Son nom vient de Mars-el-Allah, influence arabe. Sans entrer plus à fond dans l’histoire, vous remarquerez que le vieux quartier de style baroque n’a rien perdu de sa planification urbaine punique avec, notamment ses rues rectilignes. En passant la grande Porta Nuova on pénètre au coeur de la vraie ville de Marsala, celle délimitée par les vias Sibilla, Battiosti, Colocasio et Alagna. On y découvre notamment la cathédrale dédiée à Thomas Becket qui domine la place de la République. C’est là que sont exposées huit magnifiques tapisseries flamandes datant du XVI ème siècle, lesquelles retracent les épisodes de la guerre romano-juive. Sur la même place donne le palais Pretorio, dans la cour duquel les notables perpétuent les palabres très gestuels, les mêmes depuis des siècles.

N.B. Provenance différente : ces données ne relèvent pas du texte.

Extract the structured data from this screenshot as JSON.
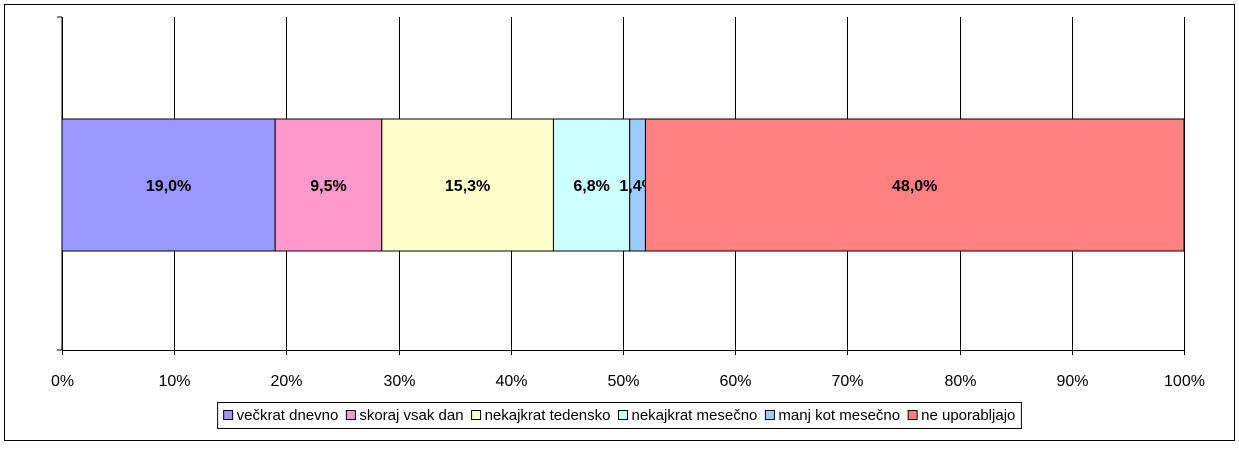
{
  "chart_data": {
    "type": "bar",
    "orientation": "horizontal",
    "stacked": true,
    "series": [
      {
        "name": "večkrat dnevno",
        "color": "#9999ff",
        "values": [
          19.0
        ],
        "value_labels": [
          "19,0%"
        ]
      },
      {
        "name": "skoraj vsak dan",
        "color": "#ff99cc",
        "values": [
          9.5
        ],
        "value_labels": [
          "9,5%"
        ]
      },
      {
        "name": "nekajkrat tedensko",
        "color": "#ffffcc",
        "values": [
          15.3
        ],
        "value_labels": [
          "15,3%"
        ]
      },
      {
        "name": "nekajkrat mesečno",
        "color": "#ccffff",
        "values": [
          6.8
        ],
        "value_labels": [
          "6,8%"
        ]
      },
      {
        "name": "manj kot mesečno",
        "color": "#99ccff",
        "values": [
          1.4
        ],
        "value_labels": [
          "1,4%"
        ]
      },
      {
        "name": "ne uporabljajo",
        "color": "#ff8080",
        "values": [
          48.0
        ],
        "value_labels": [
          "48,0%"
        ]
      }
    ],
    "xlim": [
      0,
      100
    ],
    "xticks": [
      {
        "value": 0,
        "label": "0%"
      },
      {
        "value": 10,
        "label": "10%"
      },
      {
        "value": 20,
        "label": "20%"
      },
      {
        "value": 30,
        "label": "30%"
      },
      {
        "value": 40,
        "label": "40%"
      },
      {
        "value": 50,
        "label": "50%"
      },
      {
        "value": 60,
        "label": "60%"
      },
      {
        "value": 70,
        "label": "70%"
      },
      {
        "value": 80,
        "label": "80%"
      },
      {
        "value": 90,
        "label": "90%"
      },
      {
        "value": 100,
        "label": "100%"
      }
    ],
    "grid": true,
    "legend": "bottom"
  }
}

Textes Erika Bodmer, photos Gérard Blanc,
sauf Une à Erice © stocklib_bepsphoto
Informations pratiques
A manger
Petites seiches, filets de rougets, pâtes busiata faites à la main, coings cuits dans le moût, miel de sarriette, cassate à la mode d’Erice: bon appétit! On trouve tout ça au restaurant Le Mozia à Mozia (buffet d’hors d’œuvre local, poissons grillés) ou, avec vue panoramique et cadre rustique, à La Pineta à Erice.
Pour dormir
A Marsala, le Baglio Oneto, ancienne ferme fortifiée transformée en hôtel de charme, tout autant que La Tonara de Bonagia à Erice, une ancienne thonerie.
Caves
Les boutiques pour touristes proposent une variété de vins de Marsala aux parfums multiples (oeuf, amandes, mandarine, etc.). Ces derniers sont ouvertement dénigrés par les oenologues des grandes caves, comme celle de Pellegrino, qui veillent à ce que l’appellation contrôlée du Marsala, vin de dessert ou d’apéritif comme le Porto, soit rouge ou blanc, sans additif, tel que l’avait imaginé son créateur britannique John Woodhouse, qui voulait renouveler l’expérience juteuse du Porto.